Mitteilungen - Umwelt, Abfall, Abwasser

StGB NRW-Mitteilung 683/2022 vom 16.11.2022

LG Wuppertal zur Starkregengefahrenkarte

Das LG Wuppertal hat mit Urteil vom 05.07.2022 (Az.: 1 O 361/20 – nicht rechtskräftig - Nachinstanz: OLG Düsseldorf – Az.: I-9 U 92/22) entschieden, dass eine Stadt tätig werden muss, wenn auf der Grundlage einer von der Stadt erstellten Starkregengefahrenkarte sichtbar ist, dass das Grundstück des Klägers durch Niederschlagswasser von einer asphaltierten Stichstraße der Stadt bei Starkregenereignissen Überschwemmungen ausgesetzt ist. Das LG Wuppertal hat deshalb dem Kläger einen Beseitigungsanspruch gegen die Stadt aus § 1004 BGB i. V. m. den §§ 27, 29 des Nachbarrechtsgesetzes NRW (NachbG NRW) zugesprochen. Gemäß § 27 Abs. 1 NachbG sei die Stadt verpflichtet, ihre baulichen Anlagen so einzurichten, dass das Niederschlagswasser nicht auf das Nachbargrundstück (hier: das klägerische Grundstück) tropft, auf dieses abgeleitet wird oder übertritt. Gemäß § 29 Abs. 1 NachbG NRW sei die Stadt verpflichtet, ihre baulichen Anlagen (hier: die asphaltierte Straße) so einzurichten, dass Abwässer und andere Flüssigkeiten nicht auf das Nachbargrundstück übertreten.

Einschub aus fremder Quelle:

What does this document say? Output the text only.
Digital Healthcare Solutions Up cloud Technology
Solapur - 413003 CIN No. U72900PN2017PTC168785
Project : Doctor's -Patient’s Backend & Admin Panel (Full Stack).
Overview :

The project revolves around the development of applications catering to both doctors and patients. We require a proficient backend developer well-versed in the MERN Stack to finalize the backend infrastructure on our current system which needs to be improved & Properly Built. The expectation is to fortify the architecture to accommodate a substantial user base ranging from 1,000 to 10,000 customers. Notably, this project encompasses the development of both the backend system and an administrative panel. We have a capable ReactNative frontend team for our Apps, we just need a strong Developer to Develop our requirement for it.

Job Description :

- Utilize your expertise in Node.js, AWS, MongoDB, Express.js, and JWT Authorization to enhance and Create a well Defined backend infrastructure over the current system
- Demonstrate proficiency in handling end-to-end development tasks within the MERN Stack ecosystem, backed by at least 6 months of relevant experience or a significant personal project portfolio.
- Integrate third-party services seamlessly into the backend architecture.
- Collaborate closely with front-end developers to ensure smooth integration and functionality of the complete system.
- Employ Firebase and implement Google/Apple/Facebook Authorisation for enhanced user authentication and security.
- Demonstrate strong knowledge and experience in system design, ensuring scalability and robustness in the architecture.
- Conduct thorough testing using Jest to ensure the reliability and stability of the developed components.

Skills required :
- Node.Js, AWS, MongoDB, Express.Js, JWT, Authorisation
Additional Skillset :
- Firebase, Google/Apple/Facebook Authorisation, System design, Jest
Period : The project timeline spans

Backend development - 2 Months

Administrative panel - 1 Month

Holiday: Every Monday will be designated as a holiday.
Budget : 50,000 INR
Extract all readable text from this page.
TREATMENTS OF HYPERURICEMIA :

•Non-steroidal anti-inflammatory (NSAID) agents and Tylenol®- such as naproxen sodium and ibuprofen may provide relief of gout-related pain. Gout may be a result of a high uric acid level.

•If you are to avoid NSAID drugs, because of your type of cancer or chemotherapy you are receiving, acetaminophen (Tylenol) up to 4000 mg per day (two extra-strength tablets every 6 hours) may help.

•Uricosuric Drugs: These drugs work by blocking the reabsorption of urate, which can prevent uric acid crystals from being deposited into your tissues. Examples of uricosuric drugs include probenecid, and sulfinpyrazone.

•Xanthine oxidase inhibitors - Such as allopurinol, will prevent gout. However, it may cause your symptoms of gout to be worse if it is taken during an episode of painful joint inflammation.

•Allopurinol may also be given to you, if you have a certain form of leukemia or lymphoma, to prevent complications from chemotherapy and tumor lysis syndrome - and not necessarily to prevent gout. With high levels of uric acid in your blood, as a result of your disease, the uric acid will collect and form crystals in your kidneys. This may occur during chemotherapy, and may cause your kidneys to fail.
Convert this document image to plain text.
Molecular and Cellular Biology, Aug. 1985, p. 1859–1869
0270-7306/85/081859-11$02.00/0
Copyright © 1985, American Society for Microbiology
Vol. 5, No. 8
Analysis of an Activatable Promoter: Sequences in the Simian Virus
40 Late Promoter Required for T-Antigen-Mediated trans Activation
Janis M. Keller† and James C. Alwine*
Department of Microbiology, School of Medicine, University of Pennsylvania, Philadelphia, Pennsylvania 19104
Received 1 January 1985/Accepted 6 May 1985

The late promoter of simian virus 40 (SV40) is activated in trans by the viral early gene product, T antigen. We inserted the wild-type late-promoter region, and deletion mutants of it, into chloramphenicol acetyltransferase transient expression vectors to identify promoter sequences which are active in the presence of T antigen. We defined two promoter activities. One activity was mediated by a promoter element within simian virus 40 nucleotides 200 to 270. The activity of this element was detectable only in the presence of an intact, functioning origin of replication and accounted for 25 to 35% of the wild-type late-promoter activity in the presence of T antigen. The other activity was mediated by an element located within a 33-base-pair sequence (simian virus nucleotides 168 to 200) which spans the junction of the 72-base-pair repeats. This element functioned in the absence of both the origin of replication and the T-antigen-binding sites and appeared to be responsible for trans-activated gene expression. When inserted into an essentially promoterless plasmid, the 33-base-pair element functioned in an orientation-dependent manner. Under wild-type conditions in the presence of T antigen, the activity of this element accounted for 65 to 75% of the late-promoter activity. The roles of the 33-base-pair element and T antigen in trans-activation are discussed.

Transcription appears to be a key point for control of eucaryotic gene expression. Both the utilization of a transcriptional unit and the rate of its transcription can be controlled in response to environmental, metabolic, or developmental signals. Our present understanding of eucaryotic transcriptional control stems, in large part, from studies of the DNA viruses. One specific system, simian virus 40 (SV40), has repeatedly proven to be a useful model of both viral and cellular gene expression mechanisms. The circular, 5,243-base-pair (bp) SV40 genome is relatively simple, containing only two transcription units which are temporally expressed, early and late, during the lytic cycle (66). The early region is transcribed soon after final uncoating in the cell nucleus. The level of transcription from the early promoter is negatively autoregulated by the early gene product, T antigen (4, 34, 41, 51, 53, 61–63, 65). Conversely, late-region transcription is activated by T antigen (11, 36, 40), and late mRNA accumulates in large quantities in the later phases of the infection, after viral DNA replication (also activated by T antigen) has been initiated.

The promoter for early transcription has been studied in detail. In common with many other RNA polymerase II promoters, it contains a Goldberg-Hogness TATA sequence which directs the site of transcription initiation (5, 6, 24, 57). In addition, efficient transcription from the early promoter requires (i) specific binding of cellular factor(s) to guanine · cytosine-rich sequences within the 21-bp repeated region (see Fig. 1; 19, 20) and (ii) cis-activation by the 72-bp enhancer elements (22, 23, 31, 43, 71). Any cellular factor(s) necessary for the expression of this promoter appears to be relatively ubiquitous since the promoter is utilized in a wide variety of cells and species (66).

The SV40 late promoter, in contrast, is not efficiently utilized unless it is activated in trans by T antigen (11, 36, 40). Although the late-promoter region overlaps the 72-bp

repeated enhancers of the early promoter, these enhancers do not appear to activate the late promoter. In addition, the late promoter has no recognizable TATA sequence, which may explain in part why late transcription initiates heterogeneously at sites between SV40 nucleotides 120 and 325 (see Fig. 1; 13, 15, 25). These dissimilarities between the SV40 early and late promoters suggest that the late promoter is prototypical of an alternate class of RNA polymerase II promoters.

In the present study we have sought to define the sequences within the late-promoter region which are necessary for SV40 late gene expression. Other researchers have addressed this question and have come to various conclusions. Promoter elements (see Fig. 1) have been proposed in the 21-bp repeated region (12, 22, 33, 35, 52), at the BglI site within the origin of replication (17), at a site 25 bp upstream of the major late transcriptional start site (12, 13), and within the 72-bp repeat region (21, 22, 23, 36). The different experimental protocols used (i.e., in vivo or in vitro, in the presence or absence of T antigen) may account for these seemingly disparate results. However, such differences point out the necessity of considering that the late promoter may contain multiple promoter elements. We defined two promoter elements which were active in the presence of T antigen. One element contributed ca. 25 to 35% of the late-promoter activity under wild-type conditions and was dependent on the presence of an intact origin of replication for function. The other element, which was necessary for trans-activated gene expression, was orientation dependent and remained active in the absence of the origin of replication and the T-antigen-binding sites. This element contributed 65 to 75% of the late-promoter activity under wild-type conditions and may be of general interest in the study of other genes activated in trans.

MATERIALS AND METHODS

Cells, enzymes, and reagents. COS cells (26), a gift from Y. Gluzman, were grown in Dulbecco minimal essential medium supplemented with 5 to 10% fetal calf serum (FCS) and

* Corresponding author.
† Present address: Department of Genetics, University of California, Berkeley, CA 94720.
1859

Abwasser ist – so das LG Wuppertal – entsprechend der Definition in § 54 Abs. 1 Nr. 2 des Wasserhaushaltsgesetz des Bundes (WHG) das von Niederschlägen aus dem Bereich von bebauten oder befestigten Flächen gesammelt abfließende Wasser. Es handele sich vorliegend also um das auf bebauten Flächen gesammelte Niederschlagswasser, welches sodann auf das Nachbargrundstück übertrete. Dabei ist es – so das LG Wuppertal – unerheblich, ob das Wasser direkt übertritt oder erst nach einer gewissen Zeit des Sammelns. Aus der Starkregengefahrenkarte der Stadt könne jedenfalls entnommen werden, dass das Wasser von dem asphaltierten Weg Stichweg und einem gepflasterten Fußweg mit großer Geschwindigkeit und in großer Menge zum Grundstück des Klägers gelange. Dieser Zustand widerspreche § 29 Abs. 1 NachbG NRW.

Das LG Wuppertal weist ebenso darauf hin, dass die Regelung in § 37 WHG (wild abfließendes Wasser) nicht einschlägig sei, weil im konkreten Fall namentlich Niederschlagswasser im Sinne des § 54 Abs. 1 Nr. 2 WHG das Problem verursache, welches von einem asphaltierten Weg bzw. einem gepflasterten Weg stammt. Es gehe somit gerade nicht um sog. wild abfließendes Wasser, welches unmittelbar auf den unversiegelten Boden fällt. Davon zu unterscheiden sei wiederum das sog. „Baulichkeitswasser“, also jenes Wasser, das von einem benachbarten Grundstück auf das danebenliegende und sodann auf das Nachbargrundstück laufe. Auf dieses Wasser finden – so das LG Düsseldorf – die Vorschriften des Nachbarrechtsgesetzes NRW Anwendung. Dieser Vorrang des Nachbarrechts vor dem Wasserrecht gelte selbst dann, wenn Niederschlagswasser zunächst auf das eigene Grundstück abfließt und erst anschließend auf das Nachbargrundstück abläuft (so: BGH, Urteil vom 12.06.2015 – Az.: V ZR 168/14 – zu einem Beseitigungsanspruch eines Grundstückseigentümers – Kläger - aus § 1004 BGB gegen den Nachbargrundstücks-eigentümer, wenn durch die Versickerung von Niederschlagswasser auf dem Nachbargrundstück, unterirdisch Sickerwasser auf Grundstück des Klägers übertritt).

Das LG Wuppertal weist schlussendlich darauf hin, dass es für einen Beseitigungsanspruch aus § 1004 BGB nicht darauf ankommt, ob ein extremes Starkregenereignis vorgelegen hat, welches einen Anspruch aus sog. höherer Gewalt ausschließt (vgl. BGH, Urteil vom 22.04.2004 – Az.: III ZR 108/03 -), denn im konkreten Fall, könne ein Schaden bereits bei weniger dramatischen Regenfällen auftreten.